The Kings district is also facing budget deficits that have forced $2 million in personnel and program cuts during the next two school years. Moreover, school officials are considering a series of tax issues - beginning with the November ballot - seeking more taxpayer money to operate the district and expand building capacity for its booming student enrollment.

Koenig praised Great American Insurance officials for being "very generous" in providing a venue for two consecutive fall seasons for Kings sports teams. But he doesn't yet know how to replace the locker rooms for Kings and visiting teams, and bathroom facilities for thousands of fans, nor at what cost. He worried that, whatever the expense, it will cut into the football-related revenue generated by Kings' large crowds, which pays for about one third of the district's total annual athletic budget of $125,000.

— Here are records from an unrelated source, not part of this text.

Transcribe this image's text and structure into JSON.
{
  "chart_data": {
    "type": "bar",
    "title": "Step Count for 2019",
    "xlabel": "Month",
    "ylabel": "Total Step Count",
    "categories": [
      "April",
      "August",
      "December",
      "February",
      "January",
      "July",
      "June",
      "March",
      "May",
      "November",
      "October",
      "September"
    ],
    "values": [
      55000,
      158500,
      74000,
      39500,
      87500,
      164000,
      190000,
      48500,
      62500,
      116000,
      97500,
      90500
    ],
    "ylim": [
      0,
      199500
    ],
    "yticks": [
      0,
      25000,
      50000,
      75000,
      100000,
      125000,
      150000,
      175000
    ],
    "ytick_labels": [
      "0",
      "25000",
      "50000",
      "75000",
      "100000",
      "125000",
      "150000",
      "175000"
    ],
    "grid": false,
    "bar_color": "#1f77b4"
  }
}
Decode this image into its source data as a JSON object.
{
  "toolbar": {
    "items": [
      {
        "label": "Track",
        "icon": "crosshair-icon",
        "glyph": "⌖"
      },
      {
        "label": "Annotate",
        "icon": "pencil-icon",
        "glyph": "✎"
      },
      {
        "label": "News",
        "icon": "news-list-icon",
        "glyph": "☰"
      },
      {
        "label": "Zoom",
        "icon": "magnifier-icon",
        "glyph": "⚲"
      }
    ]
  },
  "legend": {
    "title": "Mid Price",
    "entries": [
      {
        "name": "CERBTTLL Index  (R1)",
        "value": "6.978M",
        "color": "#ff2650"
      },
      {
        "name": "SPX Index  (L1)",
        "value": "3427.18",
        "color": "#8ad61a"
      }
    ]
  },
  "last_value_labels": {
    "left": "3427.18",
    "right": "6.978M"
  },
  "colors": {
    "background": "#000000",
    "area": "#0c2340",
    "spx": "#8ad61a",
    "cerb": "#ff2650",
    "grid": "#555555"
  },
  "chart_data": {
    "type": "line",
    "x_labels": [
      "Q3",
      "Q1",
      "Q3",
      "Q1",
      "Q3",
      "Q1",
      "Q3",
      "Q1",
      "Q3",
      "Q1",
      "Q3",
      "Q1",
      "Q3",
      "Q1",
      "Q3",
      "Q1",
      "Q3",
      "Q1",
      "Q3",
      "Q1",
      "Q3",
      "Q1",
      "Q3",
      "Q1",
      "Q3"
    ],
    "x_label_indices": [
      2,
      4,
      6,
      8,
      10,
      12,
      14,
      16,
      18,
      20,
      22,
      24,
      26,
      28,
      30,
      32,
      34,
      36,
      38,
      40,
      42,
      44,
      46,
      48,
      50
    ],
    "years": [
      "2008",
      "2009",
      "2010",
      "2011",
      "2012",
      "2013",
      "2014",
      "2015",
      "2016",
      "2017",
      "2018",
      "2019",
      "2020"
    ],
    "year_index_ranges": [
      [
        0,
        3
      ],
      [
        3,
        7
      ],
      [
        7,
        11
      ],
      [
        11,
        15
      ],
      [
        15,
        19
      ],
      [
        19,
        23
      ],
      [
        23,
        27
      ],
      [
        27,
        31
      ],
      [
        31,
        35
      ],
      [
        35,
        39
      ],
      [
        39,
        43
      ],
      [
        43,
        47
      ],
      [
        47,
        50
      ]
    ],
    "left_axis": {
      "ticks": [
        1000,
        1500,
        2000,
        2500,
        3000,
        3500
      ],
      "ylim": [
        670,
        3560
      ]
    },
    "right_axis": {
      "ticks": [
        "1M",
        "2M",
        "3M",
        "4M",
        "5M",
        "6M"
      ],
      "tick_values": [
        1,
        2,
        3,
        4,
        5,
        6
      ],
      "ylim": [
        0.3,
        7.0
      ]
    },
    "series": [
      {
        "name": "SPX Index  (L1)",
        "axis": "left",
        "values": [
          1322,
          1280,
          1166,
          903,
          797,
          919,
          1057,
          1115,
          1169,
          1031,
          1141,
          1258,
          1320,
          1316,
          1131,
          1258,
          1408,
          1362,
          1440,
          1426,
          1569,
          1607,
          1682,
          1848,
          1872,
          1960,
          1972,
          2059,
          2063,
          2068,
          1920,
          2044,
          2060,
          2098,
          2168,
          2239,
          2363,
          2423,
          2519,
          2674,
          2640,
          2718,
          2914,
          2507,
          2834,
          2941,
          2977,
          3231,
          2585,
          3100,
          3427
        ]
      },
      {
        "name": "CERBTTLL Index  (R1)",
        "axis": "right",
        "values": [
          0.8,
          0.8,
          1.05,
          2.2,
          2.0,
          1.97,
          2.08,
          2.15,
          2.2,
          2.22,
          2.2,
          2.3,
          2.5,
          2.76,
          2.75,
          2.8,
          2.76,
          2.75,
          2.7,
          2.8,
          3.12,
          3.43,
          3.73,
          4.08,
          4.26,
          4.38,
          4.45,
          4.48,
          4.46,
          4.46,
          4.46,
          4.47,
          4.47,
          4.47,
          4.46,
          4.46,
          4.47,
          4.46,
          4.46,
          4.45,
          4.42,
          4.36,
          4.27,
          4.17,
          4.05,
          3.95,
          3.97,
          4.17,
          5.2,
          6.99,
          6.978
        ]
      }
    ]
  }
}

The three-story College Football Hall of Fame building, which opened in 1978 and sits near Paramount's Kings Island, was once the national shrine for college football. But dwindling attendance forced its closing in 1992 and in 1995 the hall's owner - the National Football Foundation - reopened the hall in South Bend, Ind., where it operates today.

Anne Watson, vice president of investor relations for American Financial Group, which owns the insurance company, said the company has tried for years to find a commercial developer to buy the abandoned hall of fame.

Interest from commercial developers was hindered, Watson said, because "it's very much a special purpose building" and was designed solely as an exhibition building.